Various studies have highlighted the vulnerability of human-graded essays in training data. Klebanov et al. (2022) stated that AES models "may inadvertently encode discrimination into their decisions due to biases or other imperfections in the training data, spurious correlations, and other factors." This bias in human-graded essays can originate for numerous reasons. For instance, time is a critical factor affecting the reliability of human graders. Research by Congdon et al. (2000) demonstrated that graders' severity, or a rater's tendency to assign specific scores, can fluctuate significantly within a week. This temporal variation alone can introduce inconsistencies in scoring, as graders may be influenced by external factors or experience fatigue, further undermining the reliability of their assessments.

To address these issues, researchers have explored strategies to minimize bias and improve reliability in training data. Arstein et al. (2008) emphasized the importance of employing expert annotators, as they are better equipped to follow complex annotation guidelines and produce more reliable judgments. If expert annotators are not available, increasing the number of annotators can help mitigate individual rater bias, minimizing the impact of individual tendencies (Klebanov et al. 2022). Moreover, Amorim et al. (2018) introduced the concept of a "norm" for subjectivity in comments, allowing for the representation and removal of essays linked to biased ratings. By establishing clear guidelines for subjectivity, researchers can enhance the consistency and reliability of training data, leading to more accurate and fair AES evaluations.

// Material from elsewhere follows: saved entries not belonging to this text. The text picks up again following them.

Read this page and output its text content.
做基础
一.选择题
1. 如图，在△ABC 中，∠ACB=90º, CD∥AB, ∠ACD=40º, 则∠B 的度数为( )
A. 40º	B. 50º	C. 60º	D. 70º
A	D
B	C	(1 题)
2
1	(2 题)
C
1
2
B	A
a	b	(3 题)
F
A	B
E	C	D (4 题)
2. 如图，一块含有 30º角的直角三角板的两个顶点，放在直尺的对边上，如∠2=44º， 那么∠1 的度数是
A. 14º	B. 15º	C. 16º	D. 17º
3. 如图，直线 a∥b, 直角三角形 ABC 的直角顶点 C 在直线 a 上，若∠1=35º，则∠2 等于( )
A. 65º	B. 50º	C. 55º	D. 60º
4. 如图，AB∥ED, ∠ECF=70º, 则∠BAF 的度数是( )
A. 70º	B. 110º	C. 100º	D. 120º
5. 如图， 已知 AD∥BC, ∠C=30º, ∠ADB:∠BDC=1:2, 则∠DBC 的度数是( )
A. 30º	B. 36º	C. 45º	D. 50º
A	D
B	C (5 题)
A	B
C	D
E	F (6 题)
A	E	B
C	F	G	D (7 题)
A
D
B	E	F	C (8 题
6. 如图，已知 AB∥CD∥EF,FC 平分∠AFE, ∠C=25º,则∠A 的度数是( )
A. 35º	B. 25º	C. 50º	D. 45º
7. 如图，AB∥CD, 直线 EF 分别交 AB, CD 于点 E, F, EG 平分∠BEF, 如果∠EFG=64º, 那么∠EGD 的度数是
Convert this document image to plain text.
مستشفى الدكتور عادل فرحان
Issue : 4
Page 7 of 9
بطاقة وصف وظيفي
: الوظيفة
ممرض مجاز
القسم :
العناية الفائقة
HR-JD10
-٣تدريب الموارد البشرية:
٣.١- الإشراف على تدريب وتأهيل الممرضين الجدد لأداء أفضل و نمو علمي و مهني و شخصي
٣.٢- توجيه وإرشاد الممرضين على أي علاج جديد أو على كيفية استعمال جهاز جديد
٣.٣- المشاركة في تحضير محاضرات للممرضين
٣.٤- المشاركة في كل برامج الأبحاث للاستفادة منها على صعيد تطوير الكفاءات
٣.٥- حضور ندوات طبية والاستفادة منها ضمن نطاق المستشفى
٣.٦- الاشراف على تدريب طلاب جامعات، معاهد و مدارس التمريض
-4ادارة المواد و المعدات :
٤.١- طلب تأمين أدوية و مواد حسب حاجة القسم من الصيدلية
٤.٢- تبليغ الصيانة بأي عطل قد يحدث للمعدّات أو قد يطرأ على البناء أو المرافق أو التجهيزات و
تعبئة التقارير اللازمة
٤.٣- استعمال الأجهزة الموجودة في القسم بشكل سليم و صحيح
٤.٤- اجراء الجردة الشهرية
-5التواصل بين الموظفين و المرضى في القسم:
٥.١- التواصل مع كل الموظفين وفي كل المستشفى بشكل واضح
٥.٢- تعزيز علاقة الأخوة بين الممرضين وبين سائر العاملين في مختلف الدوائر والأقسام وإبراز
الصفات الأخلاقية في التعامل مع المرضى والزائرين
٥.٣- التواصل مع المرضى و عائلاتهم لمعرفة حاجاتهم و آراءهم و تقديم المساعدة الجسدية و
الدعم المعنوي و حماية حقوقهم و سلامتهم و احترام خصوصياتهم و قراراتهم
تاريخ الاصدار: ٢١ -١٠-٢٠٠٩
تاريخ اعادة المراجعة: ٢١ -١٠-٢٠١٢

Rater bias and reliability issues in human-graded essays in training data can significantly impact the performance and trustworthiness of AES systems. These issues can be addressed through the use of expert annotators, increasing the number of annotators, or establishing norms for subjectivity, but it is not possible to eliminate bias completely. Therefore, achieving a perfect AES system is not feasible, and even though it is a very good helper and learning aid, no student’s grade should ever depend solely on an AES system.